For the first time, physicists have calculated a definitive measurement of the Sun’s electric field, providing insights into its effects on Earth.
The study, conducted by scientists at the University of Iowa, provides the first detailed measurement of the electric field of the Sun and how it interacts with the solar wind – charged particles that flow rapidly through space that potentially affect the Earth and its technologies such as telecommunications and satellites.
The enigmatic electric field
To conduct their investigation, the team employed the Parker Solar Probe to calculate the distribution of electrons within the Sun’s magnetic field. The Parker Solar Probe was situated within a staggering 0.1 astronomical units (AU), around nine million miles of the Sun, closer than any spacecraft has ever been before. By measuring the distribution of electrons, the researchers were able to determine the size, breadth, and scope of the electric field of the Sun more comprehensively than ever before.
Jasper Halekas, an associate professor in the Department of Physics and Astronomy at Iowa and the study’s corresponding author, said: ” The key point I would make is you can’t make these measurements far away from the Sun.
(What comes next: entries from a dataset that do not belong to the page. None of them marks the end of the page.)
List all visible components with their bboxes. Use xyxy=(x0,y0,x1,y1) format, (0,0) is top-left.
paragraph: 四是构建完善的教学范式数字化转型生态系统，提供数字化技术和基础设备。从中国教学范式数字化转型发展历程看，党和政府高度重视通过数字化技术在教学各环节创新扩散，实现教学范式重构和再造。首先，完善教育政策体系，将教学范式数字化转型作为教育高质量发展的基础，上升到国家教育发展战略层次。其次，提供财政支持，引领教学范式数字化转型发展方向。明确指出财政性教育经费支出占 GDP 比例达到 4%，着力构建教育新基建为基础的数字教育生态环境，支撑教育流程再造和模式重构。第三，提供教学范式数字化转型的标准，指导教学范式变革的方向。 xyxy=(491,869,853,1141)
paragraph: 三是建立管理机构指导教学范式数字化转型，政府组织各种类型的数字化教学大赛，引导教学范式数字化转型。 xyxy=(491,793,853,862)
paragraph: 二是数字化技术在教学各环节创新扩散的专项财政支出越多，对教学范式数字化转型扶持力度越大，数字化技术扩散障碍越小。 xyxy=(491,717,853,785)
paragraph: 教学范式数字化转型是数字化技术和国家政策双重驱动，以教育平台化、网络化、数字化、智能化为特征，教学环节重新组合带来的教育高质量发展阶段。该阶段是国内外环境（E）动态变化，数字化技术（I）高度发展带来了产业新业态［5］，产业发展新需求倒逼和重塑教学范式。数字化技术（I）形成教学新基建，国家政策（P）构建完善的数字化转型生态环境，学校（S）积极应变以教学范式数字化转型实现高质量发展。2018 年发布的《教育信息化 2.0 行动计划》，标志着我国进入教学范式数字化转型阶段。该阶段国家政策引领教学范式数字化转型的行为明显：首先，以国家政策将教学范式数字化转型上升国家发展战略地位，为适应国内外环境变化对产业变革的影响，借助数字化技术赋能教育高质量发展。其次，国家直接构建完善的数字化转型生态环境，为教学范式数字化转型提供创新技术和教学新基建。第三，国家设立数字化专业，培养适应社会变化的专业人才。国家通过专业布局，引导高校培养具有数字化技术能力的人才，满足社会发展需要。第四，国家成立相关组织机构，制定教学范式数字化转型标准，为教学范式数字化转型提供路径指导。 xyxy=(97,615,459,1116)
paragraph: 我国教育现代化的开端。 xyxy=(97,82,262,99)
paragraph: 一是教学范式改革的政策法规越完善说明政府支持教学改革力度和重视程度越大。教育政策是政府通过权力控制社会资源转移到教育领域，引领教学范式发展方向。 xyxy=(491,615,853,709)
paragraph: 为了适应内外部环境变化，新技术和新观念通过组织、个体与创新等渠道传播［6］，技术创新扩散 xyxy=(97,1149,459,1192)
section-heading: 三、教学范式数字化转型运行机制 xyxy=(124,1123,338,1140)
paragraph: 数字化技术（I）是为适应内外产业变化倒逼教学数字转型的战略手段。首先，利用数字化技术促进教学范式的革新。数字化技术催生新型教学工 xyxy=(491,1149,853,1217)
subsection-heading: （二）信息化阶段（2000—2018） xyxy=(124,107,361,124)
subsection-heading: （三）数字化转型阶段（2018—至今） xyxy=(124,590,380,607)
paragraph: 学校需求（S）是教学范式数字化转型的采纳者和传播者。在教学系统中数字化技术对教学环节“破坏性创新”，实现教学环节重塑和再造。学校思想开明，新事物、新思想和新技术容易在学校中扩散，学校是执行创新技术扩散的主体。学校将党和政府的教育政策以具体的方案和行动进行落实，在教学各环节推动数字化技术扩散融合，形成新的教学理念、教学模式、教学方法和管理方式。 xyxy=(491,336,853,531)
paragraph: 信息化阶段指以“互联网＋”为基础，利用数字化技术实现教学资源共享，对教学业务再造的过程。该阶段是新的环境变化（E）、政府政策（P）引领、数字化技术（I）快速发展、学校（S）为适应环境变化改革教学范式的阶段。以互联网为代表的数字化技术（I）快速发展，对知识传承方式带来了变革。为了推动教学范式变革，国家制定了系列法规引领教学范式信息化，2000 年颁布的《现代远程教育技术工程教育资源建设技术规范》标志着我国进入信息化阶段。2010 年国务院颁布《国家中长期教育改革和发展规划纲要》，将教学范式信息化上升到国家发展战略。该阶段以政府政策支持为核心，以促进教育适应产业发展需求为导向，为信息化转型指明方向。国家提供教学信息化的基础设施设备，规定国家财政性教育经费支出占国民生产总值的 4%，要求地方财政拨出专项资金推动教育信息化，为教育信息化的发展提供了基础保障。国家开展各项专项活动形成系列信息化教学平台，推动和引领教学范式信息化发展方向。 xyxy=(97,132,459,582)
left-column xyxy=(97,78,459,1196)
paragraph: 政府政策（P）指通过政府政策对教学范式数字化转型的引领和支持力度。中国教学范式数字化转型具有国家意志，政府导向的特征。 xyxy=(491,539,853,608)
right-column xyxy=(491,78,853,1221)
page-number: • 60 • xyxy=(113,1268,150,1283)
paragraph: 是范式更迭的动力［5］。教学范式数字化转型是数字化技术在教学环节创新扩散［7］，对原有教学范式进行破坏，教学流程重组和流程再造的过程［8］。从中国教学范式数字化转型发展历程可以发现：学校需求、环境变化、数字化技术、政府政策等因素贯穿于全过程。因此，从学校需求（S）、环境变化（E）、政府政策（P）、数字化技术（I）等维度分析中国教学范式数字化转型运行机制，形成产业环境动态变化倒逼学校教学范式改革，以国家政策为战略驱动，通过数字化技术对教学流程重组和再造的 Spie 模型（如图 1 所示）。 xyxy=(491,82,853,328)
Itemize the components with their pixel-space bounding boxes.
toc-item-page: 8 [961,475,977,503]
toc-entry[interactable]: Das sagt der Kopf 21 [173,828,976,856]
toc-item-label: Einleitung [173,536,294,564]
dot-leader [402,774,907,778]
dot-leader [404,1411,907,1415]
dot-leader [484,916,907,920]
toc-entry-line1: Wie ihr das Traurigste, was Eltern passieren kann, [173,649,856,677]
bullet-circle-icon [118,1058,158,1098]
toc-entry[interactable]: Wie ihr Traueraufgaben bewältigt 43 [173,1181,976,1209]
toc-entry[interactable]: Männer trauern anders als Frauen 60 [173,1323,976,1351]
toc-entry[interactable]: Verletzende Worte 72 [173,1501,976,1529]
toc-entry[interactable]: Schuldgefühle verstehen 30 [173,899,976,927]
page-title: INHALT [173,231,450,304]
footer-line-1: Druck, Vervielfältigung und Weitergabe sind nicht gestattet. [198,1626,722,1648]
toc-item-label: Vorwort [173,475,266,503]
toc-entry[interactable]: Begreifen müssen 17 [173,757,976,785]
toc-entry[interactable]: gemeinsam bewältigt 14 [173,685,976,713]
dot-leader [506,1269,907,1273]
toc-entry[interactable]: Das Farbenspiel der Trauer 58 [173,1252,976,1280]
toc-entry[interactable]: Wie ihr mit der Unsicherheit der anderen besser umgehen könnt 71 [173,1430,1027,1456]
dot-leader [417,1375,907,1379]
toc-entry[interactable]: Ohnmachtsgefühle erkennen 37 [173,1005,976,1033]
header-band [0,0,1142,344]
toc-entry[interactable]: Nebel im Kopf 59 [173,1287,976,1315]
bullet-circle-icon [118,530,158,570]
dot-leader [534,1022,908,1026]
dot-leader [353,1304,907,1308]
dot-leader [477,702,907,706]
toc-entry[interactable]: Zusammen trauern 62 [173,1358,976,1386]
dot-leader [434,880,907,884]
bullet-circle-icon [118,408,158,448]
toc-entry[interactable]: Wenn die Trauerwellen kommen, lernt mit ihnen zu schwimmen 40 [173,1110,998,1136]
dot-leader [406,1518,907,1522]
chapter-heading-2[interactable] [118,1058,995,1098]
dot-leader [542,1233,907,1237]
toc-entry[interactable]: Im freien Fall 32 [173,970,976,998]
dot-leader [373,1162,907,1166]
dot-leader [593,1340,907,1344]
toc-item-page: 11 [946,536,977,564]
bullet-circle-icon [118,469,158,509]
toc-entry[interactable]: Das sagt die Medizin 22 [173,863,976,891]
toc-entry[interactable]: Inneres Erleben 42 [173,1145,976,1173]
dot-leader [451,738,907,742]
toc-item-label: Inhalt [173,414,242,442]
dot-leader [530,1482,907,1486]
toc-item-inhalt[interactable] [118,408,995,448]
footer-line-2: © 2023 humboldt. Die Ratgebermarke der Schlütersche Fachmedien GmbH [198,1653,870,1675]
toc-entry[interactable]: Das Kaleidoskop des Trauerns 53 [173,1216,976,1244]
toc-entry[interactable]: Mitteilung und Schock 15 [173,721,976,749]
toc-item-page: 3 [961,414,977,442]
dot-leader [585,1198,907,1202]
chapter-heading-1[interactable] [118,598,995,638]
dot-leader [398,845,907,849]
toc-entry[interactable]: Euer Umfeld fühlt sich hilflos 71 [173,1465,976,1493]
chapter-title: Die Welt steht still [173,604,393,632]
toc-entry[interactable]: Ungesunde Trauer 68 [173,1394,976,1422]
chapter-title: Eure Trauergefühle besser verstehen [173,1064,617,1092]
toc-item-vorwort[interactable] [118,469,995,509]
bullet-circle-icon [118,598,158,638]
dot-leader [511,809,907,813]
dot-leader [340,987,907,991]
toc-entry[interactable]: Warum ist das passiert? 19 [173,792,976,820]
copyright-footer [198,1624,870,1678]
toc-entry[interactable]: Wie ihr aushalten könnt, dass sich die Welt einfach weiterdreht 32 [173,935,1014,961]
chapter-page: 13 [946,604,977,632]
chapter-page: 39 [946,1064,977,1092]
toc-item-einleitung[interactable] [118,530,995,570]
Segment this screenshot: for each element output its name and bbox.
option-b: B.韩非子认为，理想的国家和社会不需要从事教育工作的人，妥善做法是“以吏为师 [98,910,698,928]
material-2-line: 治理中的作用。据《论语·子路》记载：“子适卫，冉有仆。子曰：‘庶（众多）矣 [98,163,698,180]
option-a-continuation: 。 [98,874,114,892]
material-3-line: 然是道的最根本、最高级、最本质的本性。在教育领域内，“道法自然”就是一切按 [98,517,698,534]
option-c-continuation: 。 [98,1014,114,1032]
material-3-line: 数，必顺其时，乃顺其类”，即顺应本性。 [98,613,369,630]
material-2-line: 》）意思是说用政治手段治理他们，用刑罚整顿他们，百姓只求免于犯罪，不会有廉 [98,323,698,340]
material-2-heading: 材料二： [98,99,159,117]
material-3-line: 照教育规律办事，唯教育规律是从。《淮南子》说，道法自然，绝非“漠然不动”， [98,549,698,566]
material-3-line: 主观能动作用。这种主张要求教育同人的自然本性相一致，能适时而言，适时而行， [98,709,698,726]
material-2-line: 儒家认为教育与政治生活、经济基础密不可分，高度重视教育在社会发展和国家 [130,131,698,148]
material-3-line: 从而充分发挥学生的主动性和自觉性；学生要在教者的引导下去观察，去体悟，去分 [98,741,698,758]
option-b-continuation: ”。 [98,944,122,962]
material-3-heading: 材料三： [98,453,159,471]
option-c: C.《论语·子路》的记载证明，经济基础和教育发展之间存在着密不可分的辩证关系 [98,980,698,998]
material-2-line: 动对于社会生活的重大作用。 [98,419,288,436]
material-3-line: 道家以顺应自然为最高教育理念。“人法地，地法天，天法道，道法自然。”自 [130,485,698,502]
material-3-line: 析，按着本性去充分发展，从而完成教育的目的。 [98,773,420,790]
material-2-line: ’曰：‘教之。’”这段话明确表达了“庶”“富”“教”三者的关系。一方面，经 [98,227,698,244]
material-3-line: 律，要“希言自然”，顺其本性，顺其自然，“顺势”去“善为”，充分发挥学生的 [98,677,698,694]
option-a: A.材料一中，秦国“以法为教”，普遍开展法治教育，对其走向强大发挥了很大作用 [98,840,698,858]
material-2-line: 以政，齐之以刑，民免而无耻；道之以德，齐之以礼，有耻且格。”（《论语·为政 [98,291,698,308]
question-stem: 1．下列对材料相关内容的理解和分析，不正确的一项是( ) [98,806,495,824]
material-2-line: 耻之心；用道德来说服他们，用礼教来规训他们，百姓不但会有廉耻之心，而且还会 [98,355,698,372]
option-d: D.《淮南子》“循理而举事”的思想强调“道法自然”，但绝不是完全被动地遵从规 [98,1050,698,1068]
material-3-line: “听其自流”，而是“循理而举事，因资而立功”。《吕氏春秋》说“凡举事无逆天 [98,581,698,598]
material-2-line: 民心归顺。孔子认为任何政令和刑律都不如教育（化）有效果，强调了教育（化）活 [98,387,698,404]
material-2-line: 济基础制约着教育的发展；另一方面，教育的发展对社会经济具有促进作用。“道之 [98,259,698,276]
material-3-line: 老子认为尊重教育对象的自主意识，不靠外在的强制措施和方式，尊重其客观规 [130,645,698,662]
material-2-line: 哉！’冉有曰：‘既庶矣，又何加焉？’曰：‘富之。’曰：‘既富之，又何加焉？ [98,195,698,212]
You can only make them when you get close. It’s like trying to understand a waterfall by looking at the river a mile downstream. The measurements we made at 0.1 AU, we’re actually in the waterfall. The solar wind is still accelerating at that point. It’s really just an awesome environment to be in.”
The Sun’s electric field is created through the interactions of protons and electrons that are produced when hydrogen atoms are stripped apart due to the substantial heat generated by fusion deep within the star. Here, electrons, which have masses 1,800 times less than protons, are blown outward as they are less constrained by gravity than the heavier protons. Nevertheless, due to their positive charge, protons display some control, reining in some electrons due to the familiar attraction forces of oppositely charged particles.
Halekas said: “Electrons are trying to escape, but protons are trying to pull them back. And that is the electric field. If there were no electric field, all the electrons would rush away and be gone. But the electric field keeps it all together as one homogenous flow.”
For example, envisage that the electric field of the Sun is a gigantic bowl, and the electrons are marbles rolling up the sides at varying speeds. Some of the electrons are fast enough to cross over the lip of the bowl, whereas others do not accelerate enough and, therefore, will roll back the base of the bowl.
“We are measuring the ones that come back and not the ones that don’t come back,” Halekas said. “There’s basically a boundary in energy there between the ones that escape the bowl and the ones that don’t, which can be measured. Since we’re close enough to the Sun, we can make accurate measurements of electrons’ distribution before collisions occur further out that distort the boundary and obscure the imprint of the electric field.”
Uncovering solar wind
Obtaining these groundbreaking measurements will enable physicists worldwide to learn more about the solar wind – a jet of plasma exerted by the Sun that travels at one million miles per hour that washes over Earth and other planets in the solar system. The researchers identified that the Sun’s electric field holds some influence over the solar wind, although not as much as was initially hypothesised.
Halekas commented: “We can now put a number on how much of the acceleration is provided by the Sun’s electric field. It looks like it’s a small part of the total. It’s not the main thing that gives the solar wind its kick. That then points to other mechanisms that might be giving the solar wind most of its kick.”